Senza volerti trascinare in polemiche politiche, ma da atleta esperto che vive il Seven ormai da qualche anno, cosa è quel poco che manca per fare il salto di qualità? Cosa si è sbagliato, cosa va cambiato?
“Il limite più grande è quello di non potersi vedere spesso, di non fare raduni. Io ho iniziato convinto che rugby a XV e Seven fossero sport simili, invece è tutto un altro sport, fisicamente ma anche come gioco. Facendolo cinque volte l’anno, ogni volta ricominci da capo. Poi c’è la questione del gesto naturale, istintivo. Cose che fai abitualmente a XV nel Seven sono sbagliate. Sicuramente un’Accademia, di cui si parla da tempo, sarebbe fondamentale, permetterebbe a ragazzi di giocare sempre assieme.

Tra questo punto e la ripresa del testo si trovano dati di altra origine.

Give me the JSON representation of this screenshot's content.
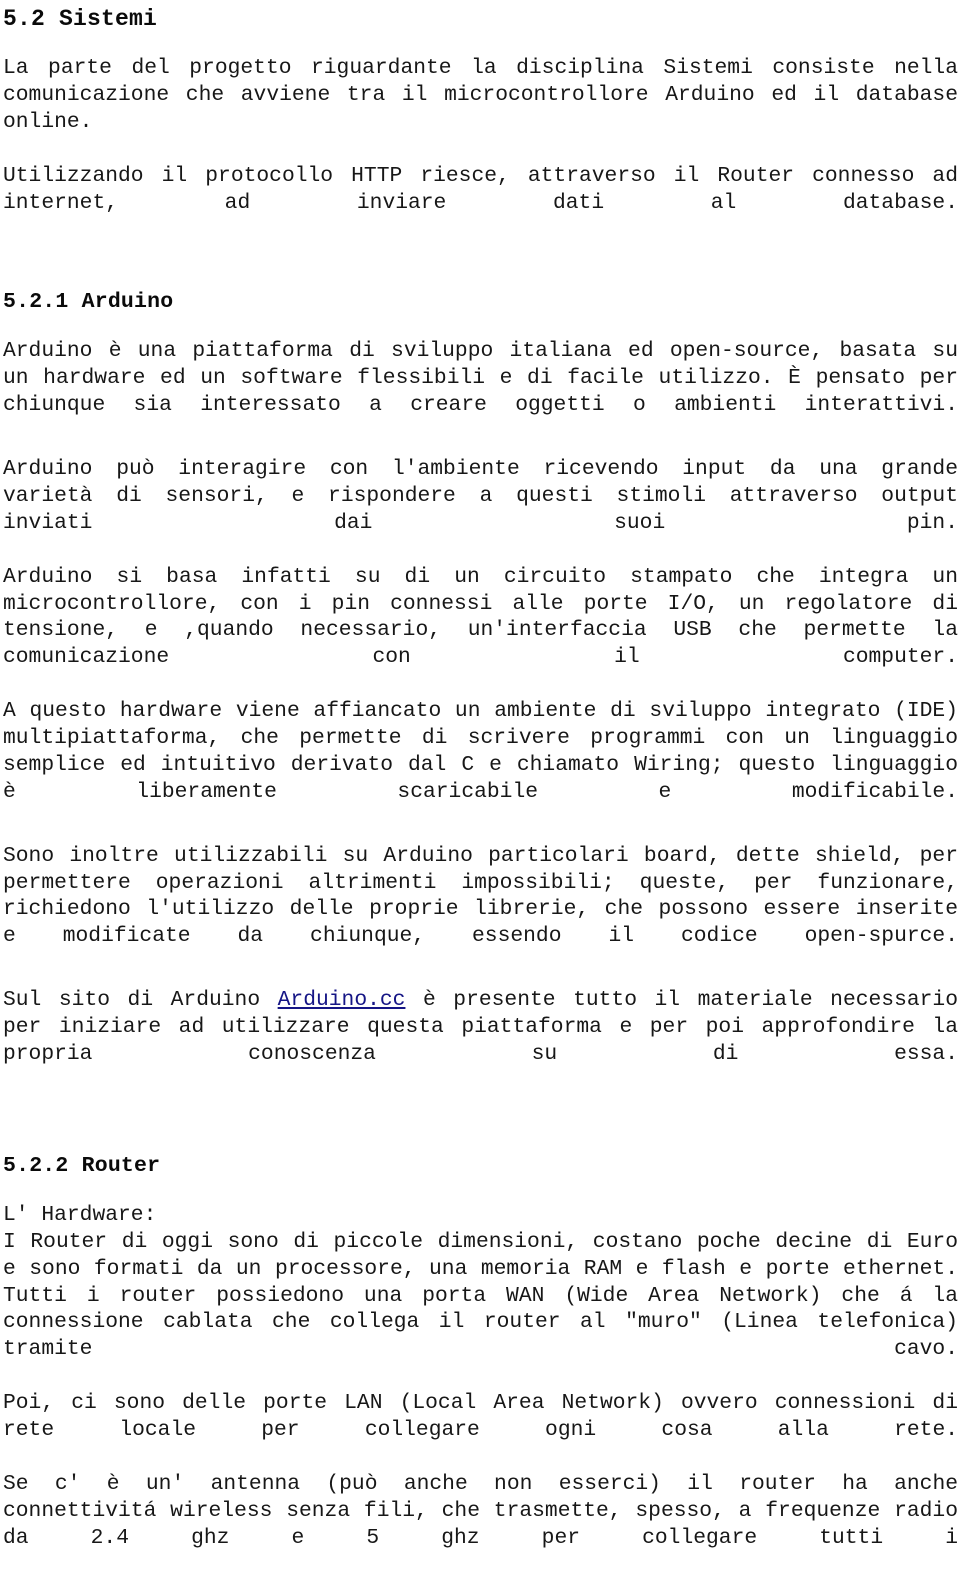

Incontrarsi più spesso è fondamentale, ma so che è difficile visto che partecipiamo tutti al campionato di rugby a XV e non possiamo fare tanti raduni. Con l’Accademia non ci sarebbero più scuse, devi fare salto di qualità. Se pensi alle nazionali che affrontiamo, come la Germania, loro hanno un gruppo sportivo di rugby 7s ben definito e i risultati si vedono”.
Appunto, quelle rare volte in cui ne parla, la stampa italiana affronta il tema Seven con molta superficialità, dando giudizi che spesso dimostrano di non conoscere le realtà con cui vi scontrate. Come dici tu la Germania o la Spagna, e penso all’ironia e alle critiche quando perdete contro queste nazionali. Come vivi da giocatore dell’Italseven queste critiche, come le vivete come gruppo?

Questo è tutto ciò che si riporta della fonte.